В южно-африканских рудниках белые и негры работают бок о бок, белый — по восемь часов и за два шиллинга в час, а негр — по двенадцать часов и за один шиллинг в день. Такое гротескное положение поддерживается белыми профсоюзами, которые запрещают цветным создавать организации и путем политического давления на партии препятствуют тому, чтобы все белые рабочие до единого были выброшены на улицу, хотя это было бы в данной ситуации естественным. Но это только один пример общего соотношения между трудом белых и цветных в мире. Японская промышленность с ее низкими заработными платами теснит белых конкурентов повсюду в Южной и Восточной Азии и уже заявляет о себе на европейском и американском рынках [244]. Изделия индийской ткацкой промышленности появились и Лондоне. А между тем происходит нечто ужасное. Еще около 1880 года угольные месторождения разрабатывались только в Северной Европе и Северной Америке. Сейчас они известны и разрабатываются во всех частях света. Угольная монополия белых рабочих закончилась.

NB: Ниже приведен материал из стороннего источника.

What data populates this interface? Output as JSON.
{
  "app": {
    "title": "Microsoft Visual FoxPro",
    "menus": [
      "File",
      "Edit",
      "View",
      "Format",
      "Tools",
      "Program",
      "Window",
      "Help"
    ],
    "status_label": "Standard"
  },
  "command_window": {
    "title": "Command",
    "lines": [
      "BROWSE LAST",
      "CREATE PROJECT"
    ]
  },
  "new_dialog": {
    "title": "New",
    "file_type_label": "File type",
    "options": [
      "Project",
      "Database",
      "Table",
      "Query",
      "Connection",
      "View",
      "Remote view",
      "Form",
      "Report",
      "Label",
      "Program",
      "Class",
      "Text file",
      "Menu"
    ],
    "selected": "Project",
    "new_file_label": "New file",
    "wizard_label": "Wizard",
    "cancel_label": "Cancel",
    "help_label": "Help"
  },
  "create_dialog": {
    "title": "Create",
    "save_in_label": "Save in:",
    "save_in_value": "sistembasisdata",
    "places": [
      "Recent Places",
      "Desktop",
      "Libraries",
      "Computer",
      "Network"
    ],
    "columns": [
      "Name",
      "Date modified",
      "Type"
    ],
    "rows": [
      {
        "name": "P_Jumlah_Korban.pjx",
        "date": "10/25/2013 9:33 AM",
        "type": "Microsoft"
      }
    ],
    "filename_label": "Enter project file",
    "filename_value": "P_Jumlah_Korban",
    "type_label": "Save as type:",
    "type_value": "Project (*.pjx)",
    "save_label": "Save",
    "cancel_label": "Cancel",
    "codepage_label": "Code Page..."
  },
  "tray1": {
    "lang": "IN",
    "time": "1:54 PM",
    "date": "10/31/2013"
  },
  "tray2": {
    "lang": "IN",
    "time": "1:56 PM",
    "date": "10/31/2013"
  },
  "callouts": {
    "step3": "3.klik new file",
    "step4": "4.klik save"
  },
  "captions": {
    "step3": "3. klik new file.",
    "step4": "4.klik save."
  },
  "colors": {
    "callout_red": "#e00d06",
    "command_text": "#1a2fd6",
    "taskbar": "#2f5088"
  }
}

Кроме того, промышленность значительно освободилась от зависимости от угля за счет гидроэлектростанций, нефти и линий электропередачи. Она может перемещаться и делает это, причем всегда из районов диктатуры белых профсоюзов в страны с низкой заработной платой. Распыление европейской промышленности идет полным ходом с 1900 года. Индийские прядильные фабрики были основаны как филиалы английских фабрик, чтобы «быть ближе к потребителю». Вначале так и было задумано, но привилегированные заработки Западной Европы произвели совершенно иное воздействие. В Соединенных Штатах промышленность все больше и больше перемещается из Чикаго и Нью-Йорка в негритянские районы Юга и вряд ли остановится на границе с Мексикой. Промышленные районы растут в Китае, на Яве, в Южной Африке и Южной Америке. Бегство высокоразвитых производств к цветным продолжается, и привилегированная заработная плата белых становится теорией, ибо предлагаемый за нее труд больше никому не нужен.

Глава 17

Уже около 1900 года опасность была чудовищной. Здание «белой» промышленности было уже подорвано. Ему грозило обрушение при первом же всемирно-историческом потрясении – из-за давления политической заработной платы, сокращения продолжительности труда, насыщения всех чужих рынков сбыта, возникновения новых промышленных районов, независимых от белых рабочих партий. Только невероятное мирное состояние, после 1870 года распространившееся по всему «белому» миру из-за страха политиков перед непредсказуемыми решениями, поддерживало всеобщее заблуждение относительно быстро надвигающейся катастрофы. Мрачные предзнаменования не замечались и игнорировались. Роковой, пошлый, почти преступный оптимизм — вера в бесконечный прогресс, выраженный в цифрах, — охватил рабочих вождей и хозяйственных руководителей, не говоря уже о политиках. Он поддерживался болезненным раздуванием фиктивного финансового капитала, рассматривавшегося всем миром в качестве реальной собственности и реальных, неуничтожимых денежных ценностей. Но уже около 1910 года раздались отдельные голоса, напомнившие о том, что мир насыщен изделиями промышленности, включая крупное индустриализированное сельское хозяйство.